HISTORY OF A PROCESS
If jazz is more easily explained as a process to make music as opposed to a defined style of music, then we have to understand how the process differed through history. Then we can justify the Glen Miller and Miles Davis albums being filed under the same category.

Early jazz, prior to 1928, was a spin off of the New Orleans style brass bands, now known as Dixieland. These bands played tunes from ragtime, the blues, military and religious music, and the popular tunes of the day. In the 1920s trumpeter Louis Armstrong emerged as the first great soloist and entertainer in jazz. He was the first to play with a modern swing feel.

During the Swing Era (1935-1945) big band jazz and popular music were one and the same. From big bands, smaller groups formed consisting of one or two horn players and a rhythm section (piano, bass, and drums). With a smaller band more emphasis was put on the soloist and musicians could improvise longer. Charlie Parker and Dizzy Gillespie’s small group began playing bebop in the 1940s and removed jazz from the mainstream. Bebop musicians considered their music to be art, not entertainment.
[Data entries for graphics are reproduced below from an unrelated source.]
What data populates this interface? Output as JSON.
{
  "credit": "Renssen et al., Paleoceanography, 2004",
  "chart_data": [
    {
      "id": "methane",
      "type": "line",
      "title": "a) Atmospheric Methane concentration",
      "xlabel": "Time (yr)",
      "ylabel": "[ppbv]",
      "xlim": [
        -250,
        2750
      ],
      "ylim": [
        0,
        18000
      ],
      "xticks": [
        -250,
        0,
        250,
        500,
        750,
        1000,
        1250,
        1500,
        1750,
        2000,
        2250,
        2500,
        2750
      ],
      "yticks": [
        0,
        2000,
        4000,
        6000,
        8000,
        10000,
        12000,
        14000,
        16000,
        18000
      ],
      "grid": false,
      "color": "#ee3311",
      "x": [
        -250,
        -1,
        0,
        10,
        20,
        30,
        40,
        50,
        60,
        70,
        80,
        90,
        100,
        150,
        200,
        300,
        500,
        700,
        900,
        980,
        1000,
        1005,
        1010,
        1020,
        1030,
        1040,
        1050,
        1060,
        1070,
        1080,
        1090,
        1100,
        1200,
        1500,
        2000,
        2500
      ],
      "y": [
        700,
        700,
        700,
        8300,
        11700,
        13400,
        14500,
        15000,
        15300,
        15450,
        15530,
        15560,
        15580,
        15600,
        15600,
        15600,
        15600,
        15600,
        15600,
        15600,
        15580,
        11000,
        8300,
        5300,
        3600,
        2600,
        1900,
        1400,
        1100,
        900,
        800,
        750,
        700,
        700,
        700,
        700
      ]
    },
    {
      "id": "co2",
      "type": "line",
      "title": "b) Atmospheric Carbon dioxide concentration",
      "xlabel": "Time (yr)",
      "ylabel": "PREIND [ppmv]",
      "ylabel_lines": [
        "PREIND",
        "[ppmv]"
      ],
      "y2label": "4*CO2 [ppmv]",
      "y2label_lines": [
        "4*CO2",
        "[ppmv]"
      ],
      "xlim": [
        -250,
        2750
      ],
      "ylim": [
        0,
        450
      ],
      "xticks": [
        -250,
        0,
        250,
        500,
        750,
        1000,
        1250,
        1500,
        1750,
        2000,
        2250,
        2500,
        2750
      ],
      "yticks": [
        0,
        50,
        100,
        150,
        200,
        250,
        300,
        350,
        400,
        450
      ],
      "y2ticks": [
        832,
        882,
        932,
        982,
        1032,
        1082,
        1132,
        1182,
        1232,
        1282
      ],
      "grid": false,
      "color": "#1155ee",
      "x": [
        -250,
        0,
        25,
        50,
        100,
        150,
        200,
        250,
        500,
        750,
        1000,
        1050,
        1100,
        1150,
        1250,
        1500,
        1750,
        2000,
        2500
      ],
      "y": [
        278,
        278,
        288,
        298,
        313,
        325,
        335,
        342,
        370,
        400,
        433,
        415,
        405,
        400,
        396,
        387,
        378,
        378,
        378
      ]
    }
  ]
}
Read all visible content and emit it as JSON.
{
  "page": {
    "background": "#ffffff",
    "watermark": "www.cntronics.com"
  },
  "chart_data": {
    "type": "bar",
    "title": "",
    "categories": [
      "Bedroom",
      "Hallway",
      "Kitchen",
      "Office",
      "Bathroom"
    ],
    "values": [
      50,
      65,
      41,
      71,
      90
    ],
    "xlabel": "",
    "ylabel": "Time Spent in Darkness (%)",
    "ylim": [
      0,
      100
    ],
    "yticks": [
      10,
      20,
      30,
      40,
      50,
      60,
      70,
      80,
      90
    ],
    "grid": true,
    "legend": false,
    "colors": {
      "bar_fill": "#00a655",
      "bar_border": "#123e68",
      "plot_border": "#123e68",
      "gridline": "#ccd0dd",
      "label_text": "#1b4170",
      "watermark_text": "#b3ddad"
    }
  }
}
The music was still based on popular tunes, but the melodies were rewritten and played at faster tempos.

The 1950s saw the beginning of cool jazz, modal jazz and hard-bop. One style of jazz did not stop when a newer one began, they all existed together. The 1960s saw free jazz, post bop, latin jazz and the bossa nova craze, plus the beginnings of jazz-rock fusion that persisted through the 1970s. Also during this time, contemporary or smooth jazz gained popularity, mixing easy listening and R&B with jazz improvisation. Many artists played many different styles as they developed. Miles Davis, for example, began playing at a young age in big bands around St. Louis, then played bebop with Charlie Parker in New York, created the cool school, pioneered modal jazz, led some of the greatest post bop groups, recorded the first major fusion album (Bitches Brew in 1969), and played pop jazz in the 1980s. His last album, released after his death in 1991, was a collaboration with rapper Easy Mo Dee. In many ways, Miles Davis’ career outlines the history and process of jazz from the 40s to the 90s.

SOMETHING FOR EVERYONE
Jazz intimidates a lot of people because it appears so complex. Yet it is not an exclusive club reserved for intellectuals and beatniks. Jazz is a language, an unspoken line of communication between the musicians and the audience. It is an active process that requires the listener’s participation. If you avoid listening to jazz because you think it is all the same, I beg you to reconsider. There are many styles of music called jazz, and there is at least one everybody likes. Once you stop trying to define it and really listen, you will realize that nothing I have written in this essay is required to enjoy jazz; the music will speak for itself.

2 comments:

Rob Mizell said...

That picture of Miles is by Anton Corbijn. Awesome picture...

Theron said...

Great article. Yes, jazz used to be dance music. That changed when Bird and Dizz got ahold of it.